Whether this coalition goes the same way as many others in the last 25 years due to ‘stacking’ by one particular group we must wait and see but feel there are potentially enough decent minded trade unionists there to recognise when this is happening.
It is imperative that the upcoming struggles against public service cuts and the potential decimation of the welfare state are fought on as much of a united front as we can possibly achieve.
For this reason we have affiliated with the Norfolk Coalition Against The Cuts and ask all to respect the organisations aims and principles which are as follows…

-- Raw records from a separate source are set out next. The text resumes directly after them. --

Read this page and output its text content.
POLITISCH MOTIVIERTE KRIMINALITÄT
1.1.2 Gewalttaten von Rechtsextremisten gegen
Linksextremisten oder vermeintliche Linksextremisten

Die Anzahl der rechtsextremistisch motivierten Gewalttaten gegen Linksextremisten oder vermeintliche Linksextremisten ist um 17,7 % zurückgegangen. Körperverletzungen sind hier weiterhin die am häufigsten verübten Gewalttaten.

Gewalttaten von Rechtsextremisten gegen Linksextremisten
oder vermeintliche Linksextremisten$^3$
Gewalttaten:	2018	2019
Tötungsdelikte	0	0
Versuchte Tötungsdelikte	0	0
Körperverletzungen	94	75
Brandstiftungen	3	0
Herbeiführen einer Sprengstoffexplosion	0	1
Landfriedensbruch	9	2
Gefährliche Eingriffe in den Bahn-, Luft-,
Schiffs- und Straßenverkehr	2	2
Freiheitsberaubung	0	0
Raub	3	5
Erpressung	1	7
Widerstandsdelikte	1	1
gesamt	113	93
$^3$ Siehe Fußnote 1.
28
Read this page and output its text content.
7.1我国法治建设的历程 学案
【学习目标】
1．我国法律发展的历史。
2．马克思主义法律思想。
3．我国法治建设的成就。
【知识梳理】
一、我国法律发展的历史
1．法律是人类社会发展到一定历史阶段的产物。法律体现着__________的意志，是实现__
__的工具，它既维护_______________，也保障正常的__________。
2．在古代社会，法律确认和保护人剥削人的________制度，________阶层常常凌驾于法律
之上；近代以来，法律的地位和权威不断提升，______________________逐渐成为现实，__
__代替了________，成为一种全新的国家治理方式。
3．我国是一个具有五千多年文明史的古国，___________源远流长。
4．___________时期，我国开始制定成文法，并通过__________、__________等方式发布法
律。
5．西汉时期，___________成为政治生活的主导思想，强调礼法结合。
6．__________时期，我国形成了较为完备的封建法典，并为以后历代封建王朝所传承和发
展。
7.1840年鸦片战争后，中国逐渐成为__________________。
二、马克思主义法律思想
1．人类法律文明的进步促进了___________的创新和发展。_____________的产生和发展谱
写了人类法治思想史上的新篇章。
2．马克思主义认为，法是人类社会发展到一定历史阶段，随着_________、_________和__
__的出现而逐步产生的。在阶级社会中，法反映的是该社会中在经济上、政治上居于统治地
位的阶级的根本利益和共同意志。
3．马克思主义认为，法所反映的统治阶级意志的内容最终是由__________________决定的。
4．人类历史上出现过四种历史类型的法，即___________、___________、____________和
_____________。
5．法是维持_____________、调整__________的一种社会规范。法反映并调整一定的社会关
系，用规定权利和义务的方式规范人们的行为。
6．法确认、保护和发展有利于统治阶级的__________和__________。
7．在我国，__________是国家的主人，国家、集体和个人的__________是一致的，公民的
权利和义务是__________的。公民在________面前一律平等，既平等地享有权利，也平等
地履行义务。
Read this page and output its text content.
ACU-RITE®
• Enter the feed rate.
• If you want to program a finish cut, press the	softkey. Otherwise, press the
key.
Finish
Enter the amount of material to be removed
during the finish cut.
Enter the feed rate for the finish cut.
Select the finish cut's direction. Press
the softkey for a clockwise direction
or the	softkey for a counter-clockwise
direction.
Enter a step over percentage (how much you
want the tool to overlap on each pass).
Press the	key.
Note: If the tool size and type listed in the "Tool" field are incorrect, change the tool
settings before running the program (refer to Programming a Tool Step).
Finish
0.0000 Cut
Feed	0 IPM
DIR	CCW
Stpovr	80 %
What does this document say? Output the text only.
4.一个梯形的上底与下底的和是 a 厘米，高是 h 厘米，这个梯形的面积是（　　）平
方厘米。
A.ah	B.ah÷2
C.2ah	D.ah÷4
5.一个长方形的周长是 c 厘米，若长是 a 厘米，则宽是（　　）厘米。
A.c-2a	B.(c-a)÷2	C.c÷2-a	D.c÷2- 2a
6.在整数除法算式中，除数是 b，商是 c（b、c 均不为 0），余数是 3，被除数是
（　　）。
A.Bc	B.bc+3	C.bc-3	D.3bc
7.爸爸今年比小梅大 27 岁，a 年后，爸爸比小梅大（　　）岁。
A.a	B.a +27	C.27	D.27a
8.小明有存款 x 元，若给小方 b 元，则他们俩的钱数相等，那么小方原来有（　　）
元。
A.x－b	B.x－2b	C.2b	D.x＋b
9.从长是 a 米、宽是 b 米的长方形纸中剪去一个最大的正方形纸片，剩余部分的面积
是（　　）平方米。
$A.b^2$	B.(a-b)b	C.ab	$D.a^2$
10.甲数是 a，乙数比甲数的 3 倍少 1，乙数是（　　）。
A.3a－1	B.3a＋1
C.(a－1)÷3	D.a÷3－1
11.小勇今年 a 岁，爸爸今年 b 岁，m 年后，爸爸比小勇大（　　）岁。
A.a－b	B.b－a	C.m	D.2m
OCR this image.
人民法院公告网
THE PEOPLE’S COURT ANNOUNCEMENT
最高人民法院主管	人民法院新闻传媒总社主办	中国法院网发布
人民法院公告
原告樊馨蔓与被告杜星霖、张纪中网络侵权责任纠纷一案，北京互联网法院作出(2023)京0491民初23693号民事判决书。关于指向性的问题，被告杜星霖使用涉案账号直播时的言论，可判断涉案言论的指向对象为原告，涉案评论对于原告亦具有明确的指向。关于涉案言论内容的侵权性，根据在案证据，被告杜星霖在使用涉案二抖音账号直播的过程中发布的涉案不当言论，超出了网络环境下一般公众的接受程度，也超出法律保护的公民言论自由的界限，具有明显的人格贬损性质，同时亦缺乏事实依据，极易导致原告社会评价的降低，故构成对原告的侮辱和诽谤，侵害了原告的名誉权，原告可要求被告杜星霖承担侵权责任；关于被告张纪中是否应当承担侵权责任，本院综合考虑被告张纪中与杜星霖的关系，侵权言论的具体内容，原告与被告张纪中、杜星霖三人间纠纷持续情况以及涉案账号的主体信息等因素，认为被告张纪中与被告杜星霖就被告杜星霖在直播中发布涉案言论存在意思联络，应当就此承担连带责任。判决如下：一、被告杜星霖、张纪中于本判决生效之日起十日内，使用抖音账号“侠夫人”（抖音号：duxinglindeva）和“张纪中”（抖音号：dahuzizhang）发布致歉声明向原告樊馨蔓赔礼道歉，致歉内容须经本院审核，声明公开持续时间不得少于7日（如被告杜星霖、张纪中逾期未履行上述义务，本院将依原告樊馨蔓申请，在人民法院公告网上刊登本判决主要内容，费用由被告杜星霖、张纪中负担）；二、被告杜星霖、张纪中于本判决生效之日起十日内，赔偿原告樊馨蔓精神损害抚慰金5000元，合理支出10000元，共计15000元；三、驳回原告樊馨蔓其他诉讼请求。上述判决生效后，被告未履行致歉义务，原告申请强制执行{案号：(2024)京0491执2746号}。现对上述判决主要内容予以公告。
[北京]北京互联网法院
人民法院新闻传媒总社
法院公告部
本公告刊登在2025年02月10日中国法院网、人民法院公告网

We seek to build broad based alliances in the major communities of Norfolk involving all trade unions representing members in the public sector, Trades Councils, campaigning, community and welfare groups, school councils and other organisations representing young people
We seek to form a Steering Group with representatives from all of the above to take forward the campaign
Priority task to build support for a credible alternative to the Coalition Government’s policy of public spending cuts
We agree a core Statement of Aims that we ask other Trade Unions and organisations to add to and support
We seek to promote a positive image of Public Services and Public Service workers to counter the negative propaganda of the Government and its supporters in the media
We seek to hold a series of meetings in identified communities in Norfolk to build the Alliance
We seek to develop practical and meaningful solidarity to support campaigns and actions in opposition to the cuts in our communities
We welcome the support of any political organisations and politicians that are prepared to oppose (in words and deeds) cuts in public spending
That we develop a Communications and Media strategy to promote our ideas
Commitment to universal public services for all regardless of ability to pay without discrimination
Recognition of the crucial social and economic value of Public Services and public sector jobs to the communities of Norfolk
Opposition to all public spending cuts
Effective action to close the Tax Gap and ensure the wealthiest in society pay their fair share of taxes
Commitment to maintenance of ‘Face-to-face’ and local services
Opposition to job cuts, service delivery cuts and closures
Opposition to privatisation or outsourcing of public services
Opposition to cuts in Welfare benefits
Opposition to the scapegoating of minorities for unemployment and strains on services.